I really like the idea of allowing the kids to take off on their birthdays. Jazz’s birthday always falls on spring break (except for last year for some reason), so he’s always off on his birthday.

But Dude nearly always has to go to school on his birthday and you know what? Why not allow the kid to take his birthday off this year? He’ll be 18, that’s definitely a reason to celebrate, right? I mean, what’s the big deal? It’s only one day.

BUT – if he misses his birthday, he’ll ruin his perfect attendance record. Yes, as of now, Dude has not missed one day of high school (any absences have always been excused). If he can continue this streak, he’ll be recognized at graduation and given an award.

And I’m insanely proud of that accomplishment – though I often wonder if I’m more proud of it for him or for me. I skipped a lot of school when I was a senior (no reason, other than I was being a brat), and I think that part of me wants to make up for that through Dude.

Yes. I realize that’s not fair to Dude.

But another big part of me is proud of that because I think it sends a message, overall. That I thought it was important enough to make sure my kid made it to school every day and by doing that, I’m teaching him so many important life lessons. Or am I more concerned at being seen as “superior” in front of other parents?

And I realize his perfect attendance is no guarantee that he’ll be this super employee – he might be really lousy as a rebellious way to get back at me; I hope not, but I know it could happen.

I don’t know.

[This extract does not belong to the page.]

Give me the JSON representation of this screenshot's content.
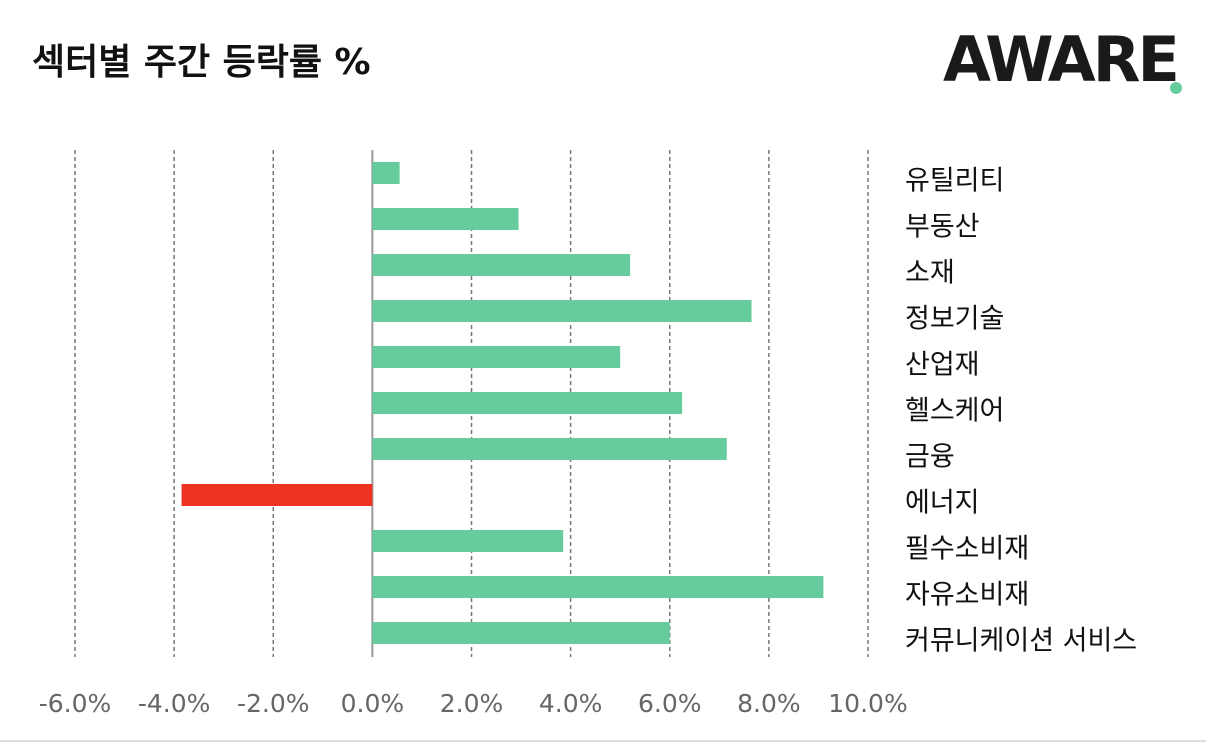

I guess I always looked at the weekends as the boys’ days off and why would they need a day off during the week? They had two days off to goof around and be lazy. I guess I’ve never seen the need to take a day off during the week. They’re at school for six hours, not ten. And let’s not forget all of these piddly government holidays and breaks. To me, it just didn’t make sense for them to take off additional days.

Am I missing something?

I honestly struggle with this issue. And it’s not JUST this issue, it’s the whole “am I being too strict” issue. I’m pretty hard on my boys, especially when it comes to education and I suppose that’s because I desperately want them to succeed in life. Even though I realize that having a good education is no guarantee that that will happen, I think it’s an important leg up, so to speak.

But when I read the comments on this video, I realized that making those memories, that learning outside the classroom, is equally, if not MORE, important.

I don’t know. Just when I’m feeling like I have this whole motherhood gig “balanced” and I’m doing an okay job, I see videos (and read comments) about issues like this, and I wonder just how “well” I’m doing, you know?

What do you think – is it okay to allow kids to miss school occasionally for vacations, field trips or mental health days?